Поторапливаюсь. Упираюсь на бамбуковые палки. Лыжи легко скользят по утреннему, еще твердому от морозца, снегу. Думаю, что в боевой обстановке, на будущих фронтах, которые неизбежны, ибо поступающие радиосводки по-прежнему тревожны, все будет много сложнее и труднее. Телеграмма ТАСС сообщает, что военный министр Араки написал книгу «Задачи Японии в новую эру». В ней открыто высказывается мысль о расширении Японии на континенте, вплоть до захвата обширных пространств советского Востока. Все это симптоматично для нынешней международной обстановки. Уже намечены сроки захвата КВЖД, образовано Министерство путей сообщения Манчжоу-Го, подготовлен технический штат для замены работников КВЖД. Все делается неспроста. А пропаганда пытается убедить народ, что войны нет, хотя она началась уже год назад.
У ближней опушки леса «синие». «Красные» нажимают. Я вижу, как встают отделения и группами от рубежа к рубежу перебегают…
— «Красные» берут, — ловлю я выкрики бойцов.
Радует яркое солнце, ослепительный снег, теплота апрельского дня. Далекие контуры гор затянуты голубизной. Легко иду на лыжах. Вдруг из кустов выбегает красноармеец.
— Товарищ редактор, вы нейтральный или «синий»?
— «Красный», — с гордостью отвечаю.
— Тогда проходите, — и довольный красноармеец улыбается. Лицо его, успевшее покрыться приятным и здоровым загаром, радостно.
Хорошо. Вечером был разбор отрядного учения. Юдинцев говорил, что оборона прошла более вяло, чем наступление, активизировавшее всех от Мартьянова до рядового стрелка. Отметил превосходное состояние бойцов, их выучку, дисциплинированность и недостаточную оперативность в работе штабов.
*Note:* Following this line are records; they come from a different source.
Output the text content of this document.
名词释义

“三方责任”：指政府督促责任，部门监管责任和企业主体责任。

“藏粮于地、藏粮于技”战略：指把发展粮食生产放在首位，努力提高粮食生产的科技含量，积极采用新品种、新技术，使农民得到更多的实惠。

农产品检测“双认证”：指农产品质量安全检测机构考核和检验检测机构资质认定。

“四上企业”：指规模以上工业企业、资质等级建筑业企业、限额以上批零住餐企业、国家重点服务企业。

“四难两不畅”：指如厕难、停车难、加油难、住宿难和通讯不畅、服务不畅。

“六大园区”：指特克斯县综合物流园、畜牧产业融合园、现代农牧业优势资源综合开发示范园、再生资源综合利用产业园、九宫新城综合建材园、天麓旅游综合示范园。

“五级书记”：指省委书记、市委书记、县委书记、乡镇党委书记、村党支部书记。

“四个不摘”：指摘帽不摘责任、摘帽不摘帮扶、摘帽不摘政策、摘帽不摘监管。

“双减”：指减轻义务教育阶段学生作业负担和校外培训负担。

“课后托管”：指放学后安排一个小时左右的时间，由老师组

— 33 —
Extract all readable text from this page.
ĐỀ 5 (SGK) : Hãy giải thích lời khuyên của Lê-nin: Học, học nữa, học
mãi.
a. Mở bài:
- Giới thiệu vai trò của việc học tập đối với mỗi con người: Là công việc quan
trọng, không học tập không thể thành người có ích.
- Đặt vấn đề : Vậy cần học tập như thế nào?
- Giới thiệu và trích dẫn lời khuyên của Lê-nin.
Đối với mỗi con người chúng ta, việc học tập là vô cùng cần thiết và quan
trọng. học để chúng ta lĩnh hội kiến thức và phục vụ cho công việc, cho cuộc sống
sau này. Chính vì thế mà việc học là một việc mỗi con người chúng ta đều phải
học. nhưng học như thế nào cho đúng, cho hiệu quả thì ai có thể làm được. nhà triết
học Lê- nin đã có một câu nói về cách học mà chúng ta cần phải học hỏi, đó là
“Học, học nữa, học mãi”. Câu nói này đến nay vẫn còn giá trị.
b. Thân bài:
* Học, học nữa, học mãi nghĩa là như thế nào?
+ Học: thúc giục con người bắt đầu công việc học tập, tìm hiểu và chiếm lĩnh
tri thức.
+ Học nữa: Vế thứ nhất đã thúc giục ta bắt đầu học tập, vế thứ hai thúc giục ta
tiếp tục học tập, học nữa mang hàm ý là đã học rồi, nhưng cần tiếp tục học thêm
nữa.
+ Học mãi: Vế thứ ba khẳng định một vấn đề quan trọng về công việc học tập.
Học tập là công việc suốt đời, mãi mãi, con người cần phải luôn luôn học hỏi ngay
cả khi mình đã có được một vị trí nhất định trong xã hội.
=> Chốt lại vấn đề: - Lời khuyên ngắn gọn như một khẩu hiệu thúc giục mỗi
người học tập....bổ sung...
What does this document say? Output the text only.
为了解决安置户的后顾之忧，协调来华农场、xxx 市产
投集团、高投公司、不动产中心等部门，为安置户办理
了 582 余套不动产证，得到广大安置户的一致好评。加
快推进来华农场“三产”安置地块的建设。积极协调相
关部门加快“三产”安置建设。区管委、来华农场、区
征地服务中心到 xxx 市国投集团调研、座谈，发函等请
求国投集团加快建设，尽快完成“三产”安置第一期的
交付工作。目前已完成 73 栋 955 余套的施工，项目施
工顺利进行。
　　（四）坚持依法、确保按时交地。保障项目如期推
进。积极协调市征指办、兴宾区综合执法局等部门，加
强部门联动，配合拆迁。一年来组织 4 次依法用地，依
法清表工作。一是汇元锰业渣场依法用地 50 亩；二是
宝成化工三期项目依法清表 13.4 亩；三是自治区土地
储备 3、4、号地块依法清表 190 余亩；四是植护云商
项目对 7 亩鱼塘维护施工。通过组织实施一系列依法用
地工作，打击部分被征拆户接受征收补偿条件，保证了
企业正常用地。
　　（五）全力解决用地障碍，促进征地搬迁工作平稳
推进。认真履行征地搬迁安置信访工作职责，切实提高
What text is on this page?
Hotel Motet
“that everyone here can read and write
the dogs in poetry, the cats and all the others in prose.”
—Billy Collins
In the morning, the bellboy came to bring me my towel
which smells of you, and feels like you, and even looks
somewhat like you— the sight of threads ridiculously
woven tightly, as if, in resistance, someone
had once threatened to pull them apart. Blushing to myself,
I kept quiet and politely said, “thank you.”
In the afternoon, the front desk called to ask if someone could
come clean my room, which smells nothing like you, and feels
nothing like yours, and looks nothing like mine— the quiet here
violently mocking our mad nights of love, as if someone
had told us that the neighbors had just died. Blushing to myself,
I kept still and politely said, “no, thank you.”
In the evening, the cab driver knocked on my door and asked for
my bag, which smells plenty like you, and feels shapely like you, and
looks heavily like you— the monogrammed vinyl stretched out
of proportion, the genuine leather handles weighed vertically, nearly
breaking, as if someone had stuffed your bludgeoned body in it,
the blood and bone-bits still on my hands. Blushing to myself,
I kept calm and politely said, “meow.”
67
— Затянулось решение задачи, требовавшей быстрой ориентировки, а стало быть, и тактической грамотности…
Мартьянов при этих словах поморщился, полузакрыл глаза, кивнул утвердительно и втянул голову в плечи. За ним наблюдал Шаев, и во взгляде его выражались жалость, сочувствие, похожие на сознание вины перед командиром. Гейнаров, склонив голову, то и дело забрасывал назад спадавшие на лоб седеющие волосы. Мне тоже стало жаль Мартьянова, этого человека с жадными и влюбленными в жизнь глазами, пылким сердцем, горячим умом и руками неутомимого труженика.
Начальник штаба дивизии сказал, что надо было бы смелее распоряжаться приданными полку подразделениями береговой обороны, а не надеяться только на свои силы. Он обратил внимание командования на необходимость чаще проводить тактические занятия с активным участием всех подразделений, входящих в гарнизон…
Отрядное учение прошло удовлетворительно. Такова была окончательная оценка Юдинцева. И я видел, как посветлели глаза Мартьянова, выправилась сутулость Гейнарова, обрадованно вскинул большую голову Шаев. Я облегченно вздохнул и от души порадовался за них».
Кончился апрель, а в тайге все еще лежал рыхлый и рассыпчатый, сверкающий снег. Вдали над темной кроной дремучего леса удивительно светлой казалась белая шапка горы, немного напоминавшая Казбек. Ядвига подолгу стояла у окна и смотрела на эту гору; раздумья о себе и муже измучили ее в последнее время.
Прошло три недели, как Зарецкий уехал в Москву сдавать экзамены в академию. Уезжая, он обещал писать и телеграфировать с дороги, но, как всегда, не сдержал слова. Почему? Этот вопрос не давал ей покоя. Перед отъездом у них был неприятный разговор. Муж, возвратившийся с отрядного учения, грубо сказал Ядвиге, что ему прозрачно намекнули о подозрительных отношениях ее с Ласточкиным, что он требует оградить его от подобных намеков и суждений.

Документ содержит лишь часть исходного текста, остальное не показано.